Comparison of the genetic environment of BKC-1. (A) The bla_BKC-1 gene is carried on an RSF1010 plasmid, p60136 (59), the sequence of which was aligned with two related IncQ plasmids from K. pneumoniae (pKPC05 with 87.58% overall sequence identity and pB29 with 84.61% overall sequence identity) using Easyfig 2.2.5. Arrows represent genes as follows: β-lactamase encoding genes (green); replication-related genes (red); other genes of known function (orange); and genes of unknown function (blue). (B) A global phylogeny of class A β-lactamases was constructed by sequence comparison of class A β-lactamases from BLDB. The sequences displayed were retrieved from BLDB allowing for at least 40% sequence identity.

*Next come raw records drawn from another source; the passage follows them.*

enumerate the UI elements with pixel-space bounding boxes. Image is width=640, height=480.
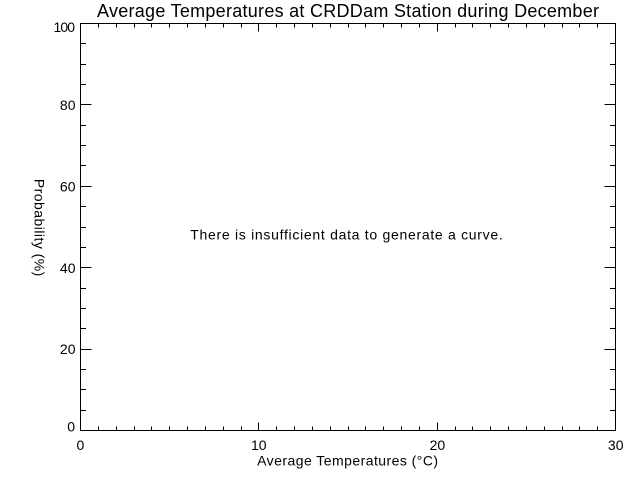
- svg-text:10: 10: [251, 437, 267, 453]
- svg-text:0: 0: [67, 419, 75, 435]
- svg-text:20: 20: [430, 437, 446, 453]
- svg-text:30: 30: [608, 437, 624, 453]
- svg-text:40: 40: [60, 260, 76, 276]
- svg-text:0: 0: [77, 437, 85, 453]
- svg-text:80: 80: [60, 97, 76, 113]
- svg-text:Average Temperatures (°C): Average Temperatures (°C): [257, 452, 438, 468]
- svg-text:60: 60: [60, 179, 76, 195]
- svg-text:20: 20: [60, 341, 76, 357]
- svg-text:100: 100: [54, 19, 76, 35]
- svg-text:Average Temperatures at CRDDam: Average Temperatures at CRDDam Station d…: [97, 1, 599, 21]
- svg-text:There is insufficient data to: There is insufficient data to generate a…: [190, 227, 503, 243]
- svg-text:Probability (%): Probability (%): [32, 179, 48, 277]
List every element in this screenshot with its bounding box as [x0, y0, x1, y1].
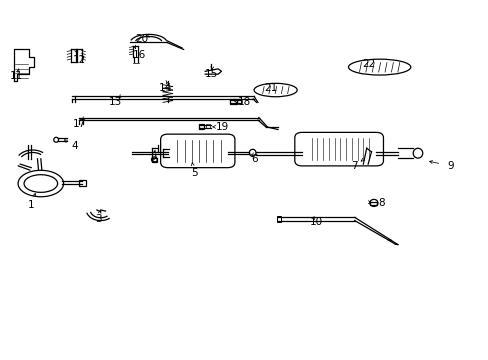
Text: 6: 6	[250, 154, 257, 164]
Bar	[79, 180, 86, 186]
Bar	[276, 216, 281, 222]
Bar	[199, 124, 204, 129]
Bar	[230, 99, 236, 104]
Bar	[236, 100, 241, 104]
Text: 20: 20	[135, 34, 148, 44]
Text: 10: 10	[309, 217, 322, 227]
Text: 3: 3	[95, 214, 102, 224]
Text: 21: 21	[264, 83, 277, 93]
Text: 18: 18	[237, 98, 251, 107]
Text: 8: 8	[377, 198, 384, 208]
Bar	[369, 202, 376, 206]
Text: 4: 4	[71, 141, 78, 152]
Text: 2: 2	[150, 154, 157, 164]
Text: 12: 12	[72, 55, 85, 65]
Text: 22: 22	[362, 59, 375, 68]
Text: 15: 15	[204, 69, 217, 79]
Text: 17: 17	[72, 118, 85, 129]
Text: 14: 14	[159, 83, 172, 93]
Text: 11: 11	[10, 71, 23, 81]
Text: 9: 9	[447, 161, 453, 171]
Text: 7: 7	[351, 161, 357, 171]
Bar	[151, 158, 157, 162]
Text: 19: 19	[216, 122, 229, 132]
Text: 16: 16	[132, 50, 145, 60]
Text: 5: 5	[190, 168, 197, 178]
Text: 1: 1	[28, 200, 35, 210]
Text: 13: 13	[108, 98, 122, 107]
Bar	[206, 124, 209, 129]
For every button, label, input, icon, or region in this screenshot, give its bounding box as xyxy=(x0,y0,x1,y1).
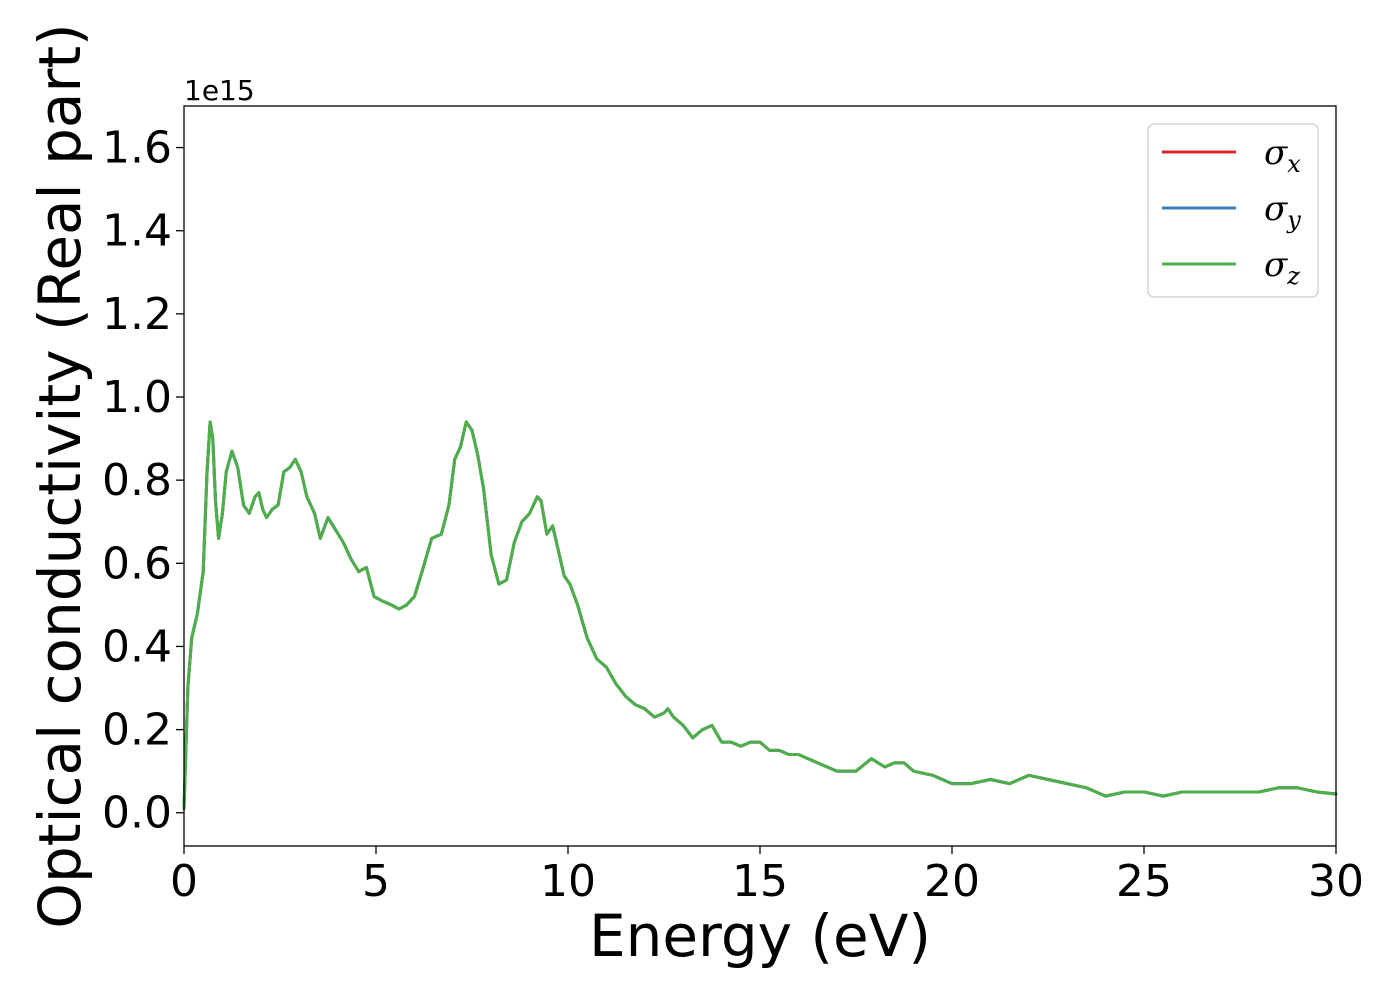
x-tick-label: 20 xyxy=(924,856,980,907)
y-tick-label: 1.4 xyxy=(102,206,172,257)
y-tick-label: 0.4 xyxy=(102,621,172,672)
y-offset-label: 1e15 xyxy=(184,74,255,107)
series-line-σz xyxy=(182,420,1338,811)
x-tick-label: 25 xyxy=(1116,856,1172,907)
y-tick-label: 1.0 xyxy=(102,372,172,423)
y-axis-label: Optical conductivity (Real part) xyxy=(26,23,94,928)
x-tick-label: 15 xyxy=(732,856,788,907)
legend-subscript: x xyxy=(1287,150,1301,178)
x-tick-label: 10 xyxy=(540,856,596,907)
y-tick-label: 1.6 xyxy=(102,123,172,174)
y-tick-label: 0.0 xyxy=(102,788,172,839)
x-tick-label: 0 xyxy=(170,856,198,907)
legend-subscript: z xyxy=(1286,262,1300,290)
y-tick-label: 0.6 xyxy=(102,538,172,589)
legend-subscript: y xyxy=(1286,206,1301,234)
y-tick-label: 1.2 xyxy=(102,289,172,340)
y-tick-label: 0.2 xyxy=(102,705,172,756)
y-tick-label: 0.8 xyxy=(102,455,172,506)
series-layer xyxy=(182,420,1338,811)
x-tick-label: 5 xyxy=(362,856,390,907)
y-axis-ticks: 0.0 0.2 0.4 0.6 0.8 1.0 1.2 1.4 1.6 xyxy=(102,123,184,839)
x-axis-ticks: 0 5 10 15 20 25 30 xyxy=(170,846,1364,907)
x-axis-label: Energy (eV) xyxy=(589,902,931,970)
x-tick-label: 30 xyxy=(1308,856,1364,907)
series-line-σy xyxy=(182,420,1338,811)
legend-box xyxy=(1147,123,1319,298)
series-line-σx xyxy=(182,420,1338,811)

The position of BKC-1 is denoted in bold. GPC-1, a β-lactamase identified in P. aeruginosa, showed the greatest amino acid sequence identity to BKC-1 (77%), while the next closest relationship (63% sequence identity) was with the chromosomally encoded β-lactamase (PAD-1) from P. desertii. The four rings that designate features in the phylogeny are as indicated in the legend.

FIG 2

A unique signal sequence targets BKC-1 into the periplasm. (A) The position and sequence of the signal peptide encoded in bla_BKC-1. The twin arginine motif (underlined), 32-residue h-region (red), and cleavage site (AGA-AT) are indicated. (B) Protein sequence alignment of BKC-1 from K. pneumoniae, GPC-1 from P. aeruginosa, and PAD-1 from P. desertii. Red indicates identical residues; yellow indicates conserved residues. (C and D) Cell lysates from E. coli transformed with pJPCmR (–) or pJPBKC-1His encoding C-terminally His₆-tagged BKC-1 (+) were fractionated (C) or TSE-extracted (D) and analyzed by SDS-PAGE and immunoblotting using antibodies raised against BKC-1, BamA (membrane protein control), or SurA (periplasmic protein control). Asterisks indicate the slower-migrating nonspecific protein present in SurA immunoblots.

FIG 3

The unique signal sequence of BKC-1 is required for efficient Tat-independent translocation into the periplasm. (A and B) Whole-cell lysates were prepared from wild-type E. coli BW25113 or its isogenic ΔtatC mutant to compare levels of BKC-1 with other β-lactamases (A) or its BKC-1A derivative that has a shorter signal peptide (B). pJPCmR or its derivative vectors containing C-terminally His₆-tagged β-lactamases proteins were used to synthesize the indicated protein of interest (above immunoblot). The extracts were analyzed by SDS-PAGE and immunoblotting using antibodies raised against the indicated proteins (right of immunoblot). SurA and F₁β serve as loading controls. Asterisks indicate precursor protein forms that migrate slower by SDS-PAGE. (C) The proposed model for the function and translocation of BKC-1 across the inner membrane (IM) in the presence and absence of TatC. The topological compartments of the periplasm and outer membrane (OM) are indicated. The unfolded and folded forms of BKC-1 (red) are shown and the rectangle with twin arginines (RR) represents its signal peptide. In the periplasm, both translocated forms of BKC-1 work together to hydrolyze β-lactam antibiotics, but in the absence of TatC, there is a decreased number of BKC-1 that can enter the periplasm.